The second inquest in April 1993 resulted in a verdict of unlawful killing but on appeal by the police this verdict was quashed by the High Court and a third inquest in October 1994 returned a verdict of “misadventure contributed to by neglect”.

The cause of Patterson’s death has not been ascertained with any certainty. At postmortem examination it was found that part of his nose was missing, that he had severe bruising to his testicles and a total of 32 injuries covering his body. The family pathologist supported by an expert in drug withdrawal thought that Stemetil causing
neuroleptic malignant syndrome was the most likely cause of death. The Home Office pathologist initially subscribed to the view that he had died from an overdose of nitrazepam, supported by evidence from a Manchester toxicologist. The Home Office pathologist presented this as his opinion both at the second inquest and in a report prepared for the Police Complaints Authority. The Manchester toxicologist then admitted that he had fabricated the data that led to this conclusion and at the third inquest, presenting his evidence as the last witness, the Home Office Pathologist presented a radically different opinion, that Patterson had died as a result of a complex metabolic disorder “resulting from drug withdrawal symptoms, dehydration and
gastro-enteritis”. He said he formed this opinion at the original postmortem but failed to write it down.

== Aftermath ==
Despite being visited by two different police doctors during the last twenty hours of his life neither doctor prescribed any medication nor offered any treatment nor took any steps to get him to a civilian hospital. Similarly, the police took no steps to get him to hospital once they were aware that the facility at Strangeways was not available. At inquest the police doctor accepted that it was inhuman to have transported him to and from court in the manner in which they did and in his condition and that he (the doctor) should have instructed the police that Patterson was not fit to go to court.

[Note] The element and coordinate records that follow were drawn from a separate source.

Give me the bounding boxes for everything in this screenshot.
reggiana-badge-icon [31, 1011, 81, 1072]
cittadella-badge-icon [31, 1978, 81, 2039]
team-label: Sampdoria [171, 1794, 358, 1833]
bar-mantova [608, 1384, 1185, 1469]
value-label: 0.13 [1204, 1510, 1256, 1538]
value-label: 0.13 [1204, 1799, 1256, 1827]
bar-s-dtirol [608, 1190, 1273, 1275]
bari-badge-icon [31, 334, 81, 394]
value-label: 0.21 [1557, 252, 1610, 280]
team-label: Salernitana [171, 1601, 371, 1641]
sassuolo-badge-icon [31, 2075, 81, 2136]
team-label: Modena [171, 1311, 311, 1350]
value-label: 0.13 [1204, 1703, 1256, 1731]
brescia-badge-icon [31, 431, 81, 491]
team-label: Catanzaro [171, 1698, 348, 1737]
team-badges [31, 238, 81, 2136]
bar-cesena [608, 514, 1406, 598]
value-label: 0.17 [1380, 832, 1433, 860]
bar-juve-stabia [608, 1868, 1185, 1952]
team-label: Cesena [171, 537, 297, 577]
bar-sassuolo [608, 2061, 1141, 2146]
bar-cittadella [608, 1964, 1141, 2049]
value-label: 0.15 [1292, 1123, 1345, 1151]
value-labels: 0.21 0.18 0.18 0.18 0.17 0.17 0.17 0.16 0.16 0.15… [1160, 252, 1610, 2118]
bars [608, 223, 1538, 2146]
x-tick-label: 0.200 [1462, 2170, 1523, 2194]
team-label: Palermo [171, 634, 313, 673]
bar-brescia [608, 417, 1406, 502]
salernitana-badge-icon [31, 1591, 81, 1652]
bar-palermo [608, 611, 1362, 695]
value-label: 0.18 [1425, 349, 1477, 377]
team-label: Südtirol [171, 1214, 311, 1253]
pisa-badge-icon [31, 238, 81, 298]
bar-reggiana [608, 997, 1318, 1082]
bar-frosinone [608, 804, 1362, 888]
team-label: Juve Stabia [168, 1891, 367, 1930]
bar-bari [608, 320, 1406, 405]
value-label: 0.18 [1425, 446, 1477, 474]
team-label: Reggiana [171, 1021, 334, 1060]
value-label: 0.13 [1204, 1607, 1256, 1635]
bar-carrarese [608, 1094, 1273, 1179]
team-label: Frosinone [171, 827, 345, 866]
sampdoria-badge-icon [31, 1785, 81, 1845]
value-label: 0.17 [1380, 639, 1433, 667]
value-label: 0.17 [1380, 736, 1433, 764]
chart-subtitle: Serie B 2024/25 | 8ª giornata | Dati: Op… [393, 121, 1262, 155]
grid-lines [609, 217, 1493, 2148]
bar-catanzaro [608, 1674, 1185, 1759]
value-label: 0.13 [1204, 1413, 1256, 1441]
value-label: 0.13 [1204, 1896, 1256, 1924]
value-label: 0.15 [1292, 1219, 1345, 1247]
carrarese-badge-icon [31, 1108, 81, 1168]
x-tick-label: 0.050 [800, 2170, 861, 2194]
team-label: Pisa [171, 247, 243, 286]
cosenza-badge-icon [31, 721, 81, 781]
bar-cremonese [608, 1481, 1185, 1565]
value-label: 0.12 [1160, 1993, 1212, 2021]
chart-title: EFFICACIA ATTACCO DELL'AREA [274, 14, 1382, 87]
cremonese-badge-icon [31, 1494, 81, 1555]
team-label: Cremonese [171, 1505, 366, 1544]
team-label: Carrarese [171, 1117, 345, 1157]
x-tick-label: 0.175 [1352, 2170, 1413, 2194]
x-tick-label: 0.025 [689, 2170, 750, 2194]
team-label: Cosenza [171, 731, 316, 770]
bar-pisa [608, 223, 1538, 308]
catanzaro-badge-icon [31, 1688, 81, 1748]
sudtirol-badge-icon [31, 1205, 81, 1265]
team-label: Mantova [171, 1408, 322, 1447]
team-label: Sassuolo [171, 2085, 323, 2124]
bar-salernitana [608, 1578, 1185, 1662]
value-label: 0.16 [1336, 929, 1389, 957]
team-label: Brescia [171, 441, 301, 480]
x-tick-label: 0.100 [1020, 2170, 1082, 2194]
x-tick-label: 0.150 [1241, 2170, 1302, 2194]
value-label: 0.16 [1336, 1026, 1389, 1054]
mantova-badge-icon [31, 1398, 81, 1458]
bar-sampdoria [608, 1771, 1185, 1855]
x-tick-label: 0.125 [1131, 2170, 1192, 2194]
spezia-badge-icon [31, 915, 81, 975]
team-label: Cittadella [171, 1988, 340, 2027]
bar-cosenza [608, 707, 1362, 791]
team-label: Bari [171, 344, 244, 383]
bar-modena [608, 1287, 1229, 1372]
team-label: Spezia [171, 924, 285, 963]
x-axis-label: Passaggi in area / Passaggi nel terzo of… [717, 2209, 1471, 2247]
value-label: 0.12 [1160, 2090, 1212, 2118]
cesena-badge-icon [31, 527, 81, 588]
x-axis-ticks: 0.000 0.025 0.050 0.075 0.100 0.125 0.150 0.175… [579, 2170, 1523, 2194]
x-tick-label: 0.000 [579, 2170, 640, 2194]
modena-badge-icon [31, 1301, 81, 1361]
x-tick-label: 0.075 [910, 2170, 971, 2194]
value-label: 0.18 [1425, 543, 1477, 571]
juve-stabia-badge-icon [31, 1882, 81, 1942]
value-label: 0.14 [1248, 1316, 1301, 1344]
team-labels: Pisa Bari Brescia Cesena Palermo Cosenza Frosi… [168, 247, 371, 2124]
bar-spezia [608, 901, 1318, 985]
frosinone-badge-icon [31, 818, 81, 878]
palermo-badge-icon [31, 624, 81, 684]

The same doctor also accepted that it was negligent of police officers and the second police doctor to allow him to remain in such a critical condition. Eminent medical experts who gave evidence at inquest expressed profound disquiet over the fact that Patterson should ever have remained in police custody when he clearly needed to be in hospital, though none have so far asked why he needed to go to hospital in the first place.

No one has ever been charged with any offence in relation to the death of Leon Patterson.
 His family continue to campaign for justice.